Systemic lupus erythematosus (SLE) is an inflammatory autoimmune disease (AID) triggered by autoreactive B-cells. Current SLE treatment options include immunosuppressive agents and blocking antibodies that manage the disease, but these options are not curative. There is therefore an urgent need for advanced therapies for patients with severe or refractory SLE. Chimeric antigen receptor (CAR)-T cell therapies targeting CD19 have demonstrated success in the treatment of B-cell malignancies and could become a curative therapeutic option for SLE and some AIDs driven by auto-antibodies.
Following the initial report of the successful CAR-T treatment of five patients with SLE, as published in Nature Medicine in September 2022, a team from the Bavarian Cancer Research Institute and Friedrich-Alexander University presented new results from 15 patients with refractory AID at the 2023 American Society of Hematology’s (ASH) 65th Annual Meeting, held from 9 December to 12 December 2023. Patients with refractory SLE (n=8), idiopathic inflammatory myositis (IIM) (n=3), and systemic sclerosis (SSc) (n=4) were treated with Miltenyi Biomedicine’s MB-CART 19.1 cells via an expanded access programme. Eligibility criteria included signs of active organ involvement, failure of multiple immunomodulatory therapies and serious or immediately life-threatening disease.
Immunoglobulin G responses remained stable
Median disease duration before CAR-T treatment was three years (with a range between one and 20 years), and median follow-up after CAR-T treatment was 12 months (with a range between two and 28 months). All patients had failed a median of 5 previous treatments (having undergone between two and 14 treatments). After infusion, CAR-T cells rapidly expanded and CD19+ B cells were eliminated from peripheral blood. B-cells re-occurred at day 111±50 in 12 patients, and the remaining three patients had short follow-up times at the time of analysis (16, 51 and 77 days). Immunoglobulin G responses to standard vaccines remained stable up to month 24 and were boosted by re-vaccination. Total B-cell numbers gradually increased at month 12 and were mostly of a naïve phenotype. The early drop of CD19+CD27+ memory B-cells increased again at month 12, indicating maturation of the B-cells emerging after CAR-T treatment.

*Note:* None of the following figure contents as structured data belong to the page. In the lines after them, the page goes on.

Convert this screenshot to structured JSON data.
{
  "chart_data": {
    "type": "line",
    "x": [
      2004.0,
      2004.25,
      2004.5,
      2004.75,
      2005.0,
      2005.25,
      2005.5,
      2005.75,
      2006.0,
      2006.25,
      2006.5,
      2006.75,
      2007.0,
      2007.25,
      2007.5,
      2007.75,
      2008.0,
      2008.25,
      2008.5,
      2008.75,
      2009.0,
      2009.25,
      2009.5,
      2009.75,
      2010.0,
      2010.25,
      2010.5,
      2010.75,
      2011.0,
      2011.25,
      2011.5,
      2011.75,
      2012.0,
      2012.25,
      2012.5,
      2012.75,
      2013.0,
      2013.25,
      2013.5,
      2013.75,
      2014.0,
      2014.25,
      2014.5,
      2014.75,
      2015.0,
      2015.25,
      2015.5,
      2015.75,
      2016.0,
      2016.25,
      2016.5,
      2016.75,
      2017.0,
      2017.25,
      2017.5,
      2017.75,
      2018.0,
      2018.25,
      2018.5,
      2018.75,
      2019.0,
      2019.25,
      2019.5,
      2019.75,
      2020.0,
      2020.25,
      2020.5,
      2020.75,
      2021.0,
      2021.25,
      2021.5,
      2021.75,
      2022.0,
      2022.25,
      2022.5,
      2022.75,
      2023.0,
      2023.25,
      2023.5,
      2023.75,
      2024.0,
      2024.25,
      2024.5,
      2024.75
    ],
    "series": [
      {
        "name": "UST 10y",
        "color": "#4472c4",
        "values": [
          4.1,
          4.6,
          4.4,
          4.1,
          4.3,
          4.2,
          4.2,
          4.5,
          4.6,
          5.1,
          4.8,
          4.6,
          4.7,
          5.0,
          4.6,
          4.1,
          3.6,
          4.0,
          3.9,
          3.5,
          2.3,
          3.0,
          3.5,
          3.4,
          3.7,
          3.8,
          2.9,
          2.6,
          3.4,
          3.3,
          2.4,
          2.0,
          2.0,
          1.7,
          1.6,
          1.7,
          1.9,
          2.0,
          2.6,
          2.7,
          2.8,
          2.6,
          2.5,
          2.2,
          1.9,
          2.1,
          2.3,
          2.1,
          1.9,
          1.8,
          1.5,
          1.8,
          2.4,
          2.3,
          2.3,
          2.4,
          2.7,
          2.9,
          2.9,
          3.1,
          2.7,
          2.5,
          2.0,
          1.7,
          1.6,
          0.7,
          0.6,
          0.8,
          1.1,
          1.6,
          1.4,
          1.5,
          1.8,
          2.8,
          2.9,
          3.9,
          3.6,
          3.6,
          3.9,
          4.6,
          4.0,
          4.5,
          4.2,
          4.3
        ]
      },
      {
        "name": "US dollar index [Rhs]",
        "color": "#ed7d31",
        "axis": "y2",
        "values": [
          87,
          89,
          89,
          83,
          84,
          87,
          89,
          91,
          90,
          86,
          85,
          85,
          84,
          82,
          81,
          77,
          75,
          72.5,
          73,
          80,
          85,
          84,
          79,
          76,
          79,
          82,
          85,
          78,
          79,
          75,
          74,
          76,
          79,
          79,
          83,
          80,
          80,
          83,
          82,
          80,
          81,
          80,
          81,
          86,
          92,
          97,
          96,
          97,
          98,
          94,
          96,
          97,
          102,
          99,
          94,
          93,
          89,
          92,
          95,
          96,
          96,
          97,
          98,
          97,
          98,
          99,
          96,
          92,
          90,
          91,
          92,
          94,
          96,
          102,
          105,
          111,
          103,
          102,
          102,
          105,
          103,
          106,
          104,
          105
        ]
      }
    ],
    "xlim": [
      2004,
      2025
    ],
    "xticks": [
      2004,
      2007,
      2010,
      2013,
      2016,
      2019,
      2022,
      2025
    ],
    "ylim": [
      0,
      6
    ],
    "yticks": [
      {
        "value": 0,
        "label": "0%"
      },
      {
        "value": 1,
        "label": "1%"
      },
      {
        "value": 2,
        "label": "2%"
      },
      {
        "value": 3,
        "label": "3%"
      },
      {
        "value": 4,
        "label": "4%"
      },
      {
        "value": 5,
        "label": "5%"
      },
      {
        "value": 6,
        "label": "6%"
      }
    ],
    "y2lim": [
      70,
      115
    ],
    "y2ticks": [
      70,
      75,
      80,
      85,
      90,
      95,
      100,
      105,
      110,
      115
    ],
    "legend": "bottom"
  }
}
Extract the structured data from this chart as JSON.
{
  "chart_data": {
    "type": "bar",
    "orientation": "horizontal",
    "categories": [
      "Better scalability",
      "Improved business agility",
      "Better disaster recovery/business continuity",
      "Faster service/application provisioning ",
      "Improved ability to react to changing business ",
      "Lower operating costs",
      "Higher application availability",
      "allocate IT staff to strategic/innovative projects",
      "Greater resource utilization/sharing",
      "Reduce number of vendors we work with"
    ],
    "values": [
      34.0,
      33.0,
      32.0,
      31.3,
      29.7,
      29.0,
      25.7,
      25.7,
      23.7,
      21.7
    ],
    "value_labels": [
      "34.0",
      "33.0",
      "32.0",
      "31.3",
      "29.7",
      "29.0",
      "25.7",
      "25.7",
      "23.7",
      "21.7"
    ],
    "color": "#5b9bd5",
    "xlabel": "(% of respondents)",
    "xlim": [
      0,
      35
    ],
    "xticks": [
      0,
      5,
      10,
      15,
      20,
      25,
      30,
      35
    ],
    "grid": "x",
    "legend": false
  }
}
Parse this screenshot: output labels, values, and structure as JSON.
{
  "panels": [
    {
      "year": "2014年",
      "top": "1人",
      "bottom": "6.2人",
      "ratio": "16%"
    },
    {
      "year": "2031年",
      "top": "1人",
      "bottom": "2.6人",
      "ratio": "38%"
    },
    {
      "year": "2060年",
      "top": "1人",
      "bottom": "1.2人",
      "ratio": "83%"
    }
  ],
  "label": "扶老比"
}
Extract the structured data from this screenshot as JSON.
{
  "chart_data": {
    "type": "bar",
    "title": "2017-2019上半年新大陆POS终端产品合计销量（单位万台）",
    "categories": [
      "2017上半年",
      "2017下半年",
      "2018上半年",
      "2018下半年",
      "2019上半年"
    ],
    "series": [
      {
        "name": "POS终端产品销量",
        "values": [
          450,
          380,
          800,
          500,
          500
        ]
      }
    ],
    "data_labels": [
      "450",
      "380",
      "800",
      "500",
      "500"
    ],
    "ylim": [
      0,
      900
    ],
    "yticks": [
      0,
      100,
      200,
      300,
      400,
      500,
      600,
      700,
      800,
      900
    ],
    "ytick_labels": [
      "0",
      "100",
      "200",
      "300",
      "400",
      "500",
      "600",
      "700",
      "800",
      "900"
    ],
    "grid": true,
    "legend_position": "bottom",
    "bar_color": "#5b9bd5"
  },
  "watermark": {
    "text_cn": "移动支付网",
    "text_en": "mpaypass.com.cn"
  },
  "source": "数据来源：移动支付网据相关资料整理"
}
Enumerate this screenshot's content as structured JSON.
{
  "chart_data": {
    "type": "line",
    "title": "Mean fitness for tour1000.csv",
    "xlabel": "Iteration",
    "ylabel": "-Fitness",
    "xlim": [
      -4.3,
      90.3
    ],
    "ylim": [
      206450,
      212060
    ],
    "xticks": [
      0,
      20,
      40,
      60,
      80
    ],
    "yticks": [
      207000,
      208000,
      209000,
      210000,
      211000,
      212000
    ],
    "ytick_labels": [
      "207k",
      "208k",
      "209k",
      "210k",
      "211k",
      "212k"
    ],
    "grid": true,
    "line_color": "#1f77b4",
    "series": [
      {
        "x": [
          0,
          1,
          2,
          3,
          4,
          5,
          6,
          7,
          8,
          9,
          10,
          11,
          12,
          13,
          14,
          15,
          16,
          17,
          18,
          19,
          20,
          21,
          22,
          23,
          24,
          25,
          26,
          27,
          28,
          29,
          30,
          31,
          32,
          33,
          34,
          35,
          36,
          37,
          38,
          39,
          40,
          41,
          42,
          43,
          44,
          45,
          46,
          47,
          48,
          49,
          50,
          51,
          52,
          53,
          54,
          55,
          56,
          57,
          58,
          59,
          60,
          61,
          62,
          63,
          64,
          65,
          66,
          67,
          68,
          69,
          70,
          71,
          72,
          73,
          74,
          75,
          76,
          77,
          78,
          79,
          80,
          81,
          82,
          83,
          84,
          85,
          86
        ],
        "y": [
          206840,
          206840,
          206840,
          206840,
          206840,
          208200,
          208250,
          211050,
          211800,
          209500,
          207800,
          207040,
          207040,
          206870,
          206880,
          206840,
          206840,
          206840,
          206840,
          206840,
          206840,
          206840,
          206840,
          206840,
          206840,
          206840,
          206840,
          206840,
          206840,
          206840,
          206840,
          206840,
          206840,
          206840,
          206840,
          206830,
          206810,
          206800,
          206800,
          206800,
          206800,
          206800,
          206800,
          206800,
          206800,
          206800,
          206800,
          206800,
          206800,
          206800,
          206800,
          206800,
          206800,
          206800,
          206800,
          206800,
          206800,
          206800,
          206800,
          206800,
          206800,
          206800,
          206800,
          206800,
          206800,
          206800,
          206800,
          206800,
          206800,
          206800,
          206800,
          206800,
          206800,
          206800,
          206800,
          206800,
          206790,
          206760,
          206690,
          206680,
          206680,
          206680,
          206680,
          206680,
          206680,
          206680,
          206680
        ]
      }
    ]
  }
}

Overall, the safety profile of CAR-T treatment was favourable, with 11 patients experiencing grade 1–2 cytokine-release syndrome. No prolonged (greater than 28 days’ duration) bone marrow suppression occurred. All eight SLE patients reached complete remission after three months, and five SLE patients with a follow-up of between 14 and 24 months stayed in remission despite B-cell reconstitution. All IIM (3/3) and SSC (4/4) patients experienced a significant improvement. All 15 patients in the study (who had a median follow-up of 15 months) achieved drug-free remission. Longer follow-up is needed to establish long-term safety and durability of response.
More patients are affected by AID than by cancer
A number of companies are in the race to establish an early presence in the CAR-T cell therapies AID market. According to GlobalData’s Pharma Intelligence Centre, out of 14 CD19-targeting CAR-T cell therapies for AID in clinical development (Phase I and II) globally, 11 are in trials for SLE. In addition to Miltenyi Biomedicine’s MB-CART 19.1, Phase II SLE assets include JW Cayman Therapeutics’ relmacabtagene autoleucel, Kyverna Therapeutics’ KYV-101, Cabaletta Bio’s CABA-201 and Novartis AG’s rapcabtagene autoleucel. Phase I SLE CAR-T assets include Bristol Myers Squibb’s CC-97540, BRL Medicine’s BRL-301A, Gracell Biotechnologies’ GC-012F and assets from iCell Gene Therapeutics and Shanghai GeneChem.
CAR-T therapies carry the potential risk of secondary T-cell malignancies. In treating blood cancers, the overall benefits of these products outweigh the risks of their approved use. The benefit-risk balance may be different in autoimmune diseases, however, and could potentially restrict CAR-T use to the most severe refractory cases. Even though only a few AID indications and patient segments are likely targets for CAR-T cell therapy, significantly more patients are affected by AID than by cancer. GlobalData’s recent patient-based forecast model predicts the prevalence of SLE and LN (lupus nephritis) across the seven major pharmaceutical markets (7MM: France, Germany, Italy, Japan, Spain, the UK and the US), as well as the awareness of lupus, to increase in the coming years and result in a larger addressable patient population, reaching 424,000 treated cases and $3.5 billion in sales by 2031.